Dans son roman culte 1984, George Orwell décrit un pays en régime totalitaire sans aucune liberté d’expression. La seule vision de la réalité pouvant exister publiquement serait celle du parti au pouvoir. Dans ce but, l’État cherche à imposer une langue alternative qui supplanterait l’anglais tel qu’il est parlé par la population.
Cette langue, appelée novlangue en français, utilise une grammaire simplifiée et un lexique très pauvre. Elle rendrait impossible l’expression d’idées ou de discours qui iraient à l’encontre de l’idéologie du régime. Son extrême simplicité aurait même pour effet d’abrutir ses locuteurs, les rendant incapables de réflexions poussées et de pensée critique.
L’idée qu’une langue simplifiée limiterait l’intelligence vient du déterminisme linguistique : une théorie populaire au début du 20e siècle, postulant un lien étroit entre le langage, l’habitude, et la pensée.
Le fantasme d’une langue risquant de se détériorer se cache donc derrière les usages du mot novlangue aujourd’hui, hors du contexte du roman 1984. Cela mettrait en danger toute capacité à penser et communiquer. Dans les faits, l’intelligence n’est pas relative à la langue et qu’aucune langue n’est supérieure à une autre. La recherche en linguistique l’a montré.
Il est devenu très commun aujourd’hui de qualifier certains discours ou habitudes langagières de novlangue.
Les politiciens sont souvent la cible des critiques qui leur reprochent de parler en novlangue pour cacher leurs intentions réelles. De fait, leurs discours sont souvent techniques et peu clairs. Ils ont tendance à tous se ressembler, comme s’ils cherchaient à effacer leurs affiliations idéologiques.

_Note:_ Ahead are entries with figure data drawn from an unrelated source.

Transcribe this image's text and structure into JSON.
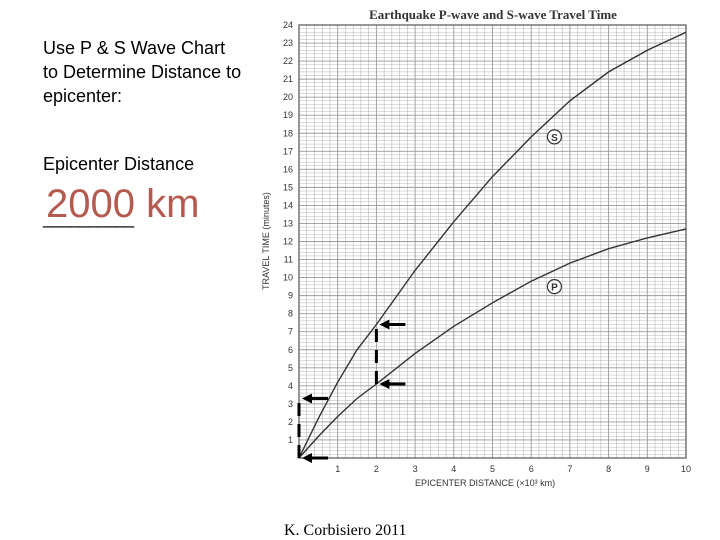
{
  "slide": {
    "instructions": "Use P & S Wave Chart to Determine Distance to epicenter:",
    "epicenter_label": "Epicenter Distance",
    "blank": "__________",
    "answer": "2000 km",
    "credit": "K. Corbisiero 2011"
  },
  "chart_data": {
    "type": "line",
    "title": "Earthquake P-wave and S-wave Travel Time",
    "xlabel": "EPICENTER DISTANCE (×10³ km)",
    "ylabel": "TRAVEL TIME (minutes)",
    "xlim": [
      0,
      10
    ],
    "ylim": [
      0,
      24
    ],
    "x_ticks": [
      "1",
      "2",
      "3",
      "4",
      "5",
      "6",
      "7",
      "8",
      "9",
      "10"
    ],
    "y_ticks": [
      "1",
      "2",
      "3",
      "4",
      "5",
      "6",
      "7",
      "8",
      "9",
      "10",
      "11",
      "12",
      "13",
      "14",
      "15",
      "16",
      "17",
      "18",
      "19",
      "20",
      "21",
      "22",
      "23",
      "24"
    ],
    "grid": true,
    "series": [
      {
        "name": "S",
        "x": [
          0,
          0.5,
          1,
          1.5,
          2,
          3,
          4,
          5,
          6,
          7,
          8,
          9,
          10
        ],
        "y": [
          0,
          2.2,
          4.2,
          6.0,
          7.4,
          10.4,
          13.1,
          15.6,
          17.8,
          19.8,
          21.4,
          22.6,
          23.6
        ]
      },
      {
        "name": "P",
        "x": [
          0,
          0.5,
          1,
          1.5,
          2,
          3,
          4,
          5,
          6,
          7,
          8,
          9,
          10
        ],
        "y": [
          0,
          1.2,
          2.3,
          3.3,
          4.1,
          5.8,
          7.3,
          8.6,
          9.8,
          10.8,
          11.6,
          12.2,
          12.7
        ]
      }
    ],
    "annotations": {
      "s_marker": "S",
      "p_marker": "P",
      "reading_x": 2,
      "reading_s_y": 7.4,
      "reading_p_y": 4.1,
      "difference_minutes": 3.3
    },
    "colors": {
      "curve": "#333333",
      "grid": "#9a9a9a",
      "arrow": "#000000"
    }
  }
}
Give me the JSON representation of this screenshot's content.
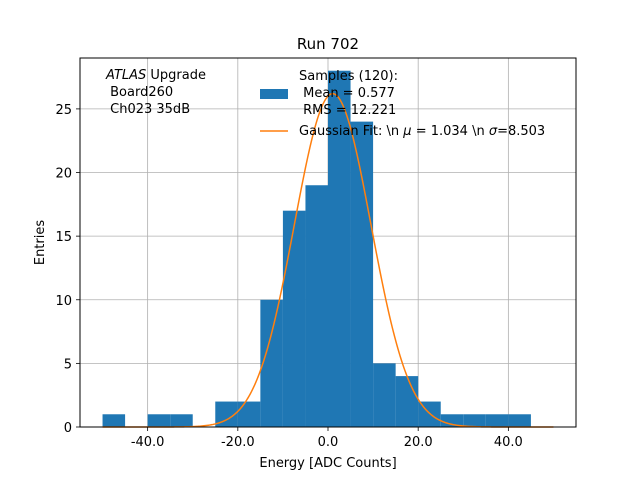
{
  "chart_data": {
    "type": "bar",
    "title": "Run 702",
    "xlabel": "Energy [ADC Counts]",
    "ylabel": "Entries",
    "xlim": [
      -55,
      55
    ],
    "ylim": [
      0,
      29
    ],
    "grid": true,
    "x_ticks": [
      -40,
      -20,
      0,
      20,
      40
    ],
    "x_tick_labels": [
      "-40.0",
      "-20.0",
      "0.0",
      "20.0",
      "40.0"
    ],
    "y_ticks": [
      0,
      5,
      10,
      15,
      20,
      25
    ],
    "y_tick_labels": [
      "0",
      "5",
      "10",
      "15",
      "20",
      "25"
    ],
    "bin_edges": [
      -50,
      -45,
      -40,
      -35,
      -30,
      -25,
      -20,
      -15,
      -10,
      -5,
      0,
      5,
      10,
      15,
      20,
      25,
      30,
      35,
      40,
      45
    ],
    "counts": [
      1,
      0,
      1,
      1,
      0,
      2,
      2,
      10,
      17,
      19,
      28,
      24,
      5,
      4,
      2,
      1,
      1,
      1,
      1
    ],
    "hist_color": "#1f77b4",
    "fit": {
      "mu": 1.034,
      "sigma": 8.503,
      "amplitude": 26.2,
      "color": "#ff7f0e"
    },
    "annotation": {
      "italic": "ATLAS",
      "rest": " Upgrade",
      "line2": " Board260",
      "line3": " Ch023 35dB"
    },
    "legend": {
      "position": "upper-center",
      "hist_label_lines": [
        "Samples (120):",
        " Mean = 0.577",
        " RMS = 12.221"
      ],
      "fit_label_prefix": "Gaussian Fit: \\n ",
      "fit_mu_symbol": "μ",
      "fit_mu_value": " = 1.034 \\n ",
      "fit_sigma_symbol": "σ",
      "fit_sigma_value": "=8.503"
    }
  }
}
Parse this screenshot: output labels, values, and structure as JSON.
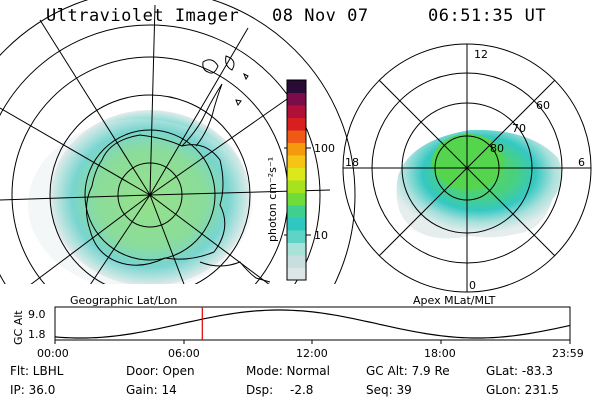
{
  "header": {
    "instrument": "Ultraviolet Imager",
    "date": "08 Nov 07",
    "time": "06:51:35 UT"
  },
  "left_map": {
    "caption": "Geographic Lat/Lon"
  },
  "right_map": {
    "caption": "Apex MLat/MLT",
    "mlt_labels": {
      "top": "12",
      "left": "18",
      "right": "6",
      "bottom": "0"
    },
    "mlat_labels": [
      "60",
      "70",
      "80"
    ]
  },
  "colorbar": {
    "unit_label": "photon cm⁻²s⁻¹",
    "ticks": [
      {
        "label": "100",
        "value": 100
      },
      {
        "label": "10",
        "value": 10
      }
    ],
    "colors": [
      "#dde6e6",
      "#c9dede",
      "#a8e2d8",
      "#5fd3c6",
      "#2fc8c0",
      "#3fd090",
      "#6fdc3a",
      "#a6e21e",
      "#dce81c",
      "#f6c414",
      "#f59a0c",
      "#ef5a14",
      "#d81e1e",
      "#b01038",
      "#7a0c4a",
      "#2a0a36"
    ]
  },
  "orbit_plot": {
    "axis_label": "GC Alt",
    "y_ticks": [
      "9.0",
      "1.8"
    ],
    "x_ticks": [
      "00:00",
      "06:00",
      "12:00",
      "18:00",
      "23:59"
    ],
    "current_time_fraction": 0.286,
    "marker_color": "#dd0000"
  },
  "info": {
    "filter": "Flt: LBHL",
    "ip": "IP: 36.0",
    "door": "Door: Open",
    "gain": "Gain: 14",
    "mode": "Mode: Normal",
    "dsp_label": "Dsp:",
    "dsp_value": "-2.8",
    "gc_alt": "GC Alt: 7.9 Re",
    "seq": "Seq: 39",
    "glat": "GLat: -83.3",
    "glon": "GLon: 231.5"
  }
}
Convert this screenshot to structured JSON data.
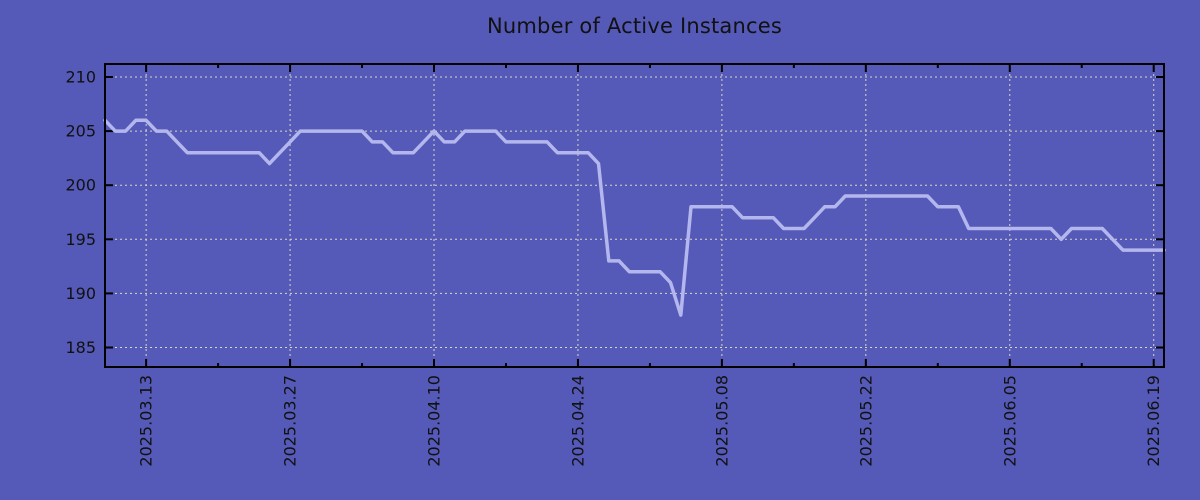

Cet usage est assez cohérent avec ce qu’Orwell, militant libertaire revendiqué, défendait lui-même. Selon lui, « le langage politique consiste principalement d’euphémismes, pétitions de principe et imprécisions nébuleuses. » Cependant, il ne s’agit pas là d’un code langagier à part entière.
L’écriture inclusive, pratique orthographique féministe visant à remettre en question l’universalité du genre masculin, est aussi parfois cible de comparaison à la novlangue.
Le langage des grandes entreprises, mêlant anglicisme et jargons est aussi qualifié de novlangue. On le retrouve dans la vie privée avec l’expression « je gère » par exemple.
Le terme novlangue s’emploie aujourd’hui pour critiquer les usages langagiers des autres. On les jugera incohérents, impropres, dégradant la langue. On leur reprochera de politiser la question de la langue. Cependant exprimer une injonction à parler d’une certaine manière, aussi « correcte » soit-elle, c’est aussi faire entrer des questions de politique dans la langue.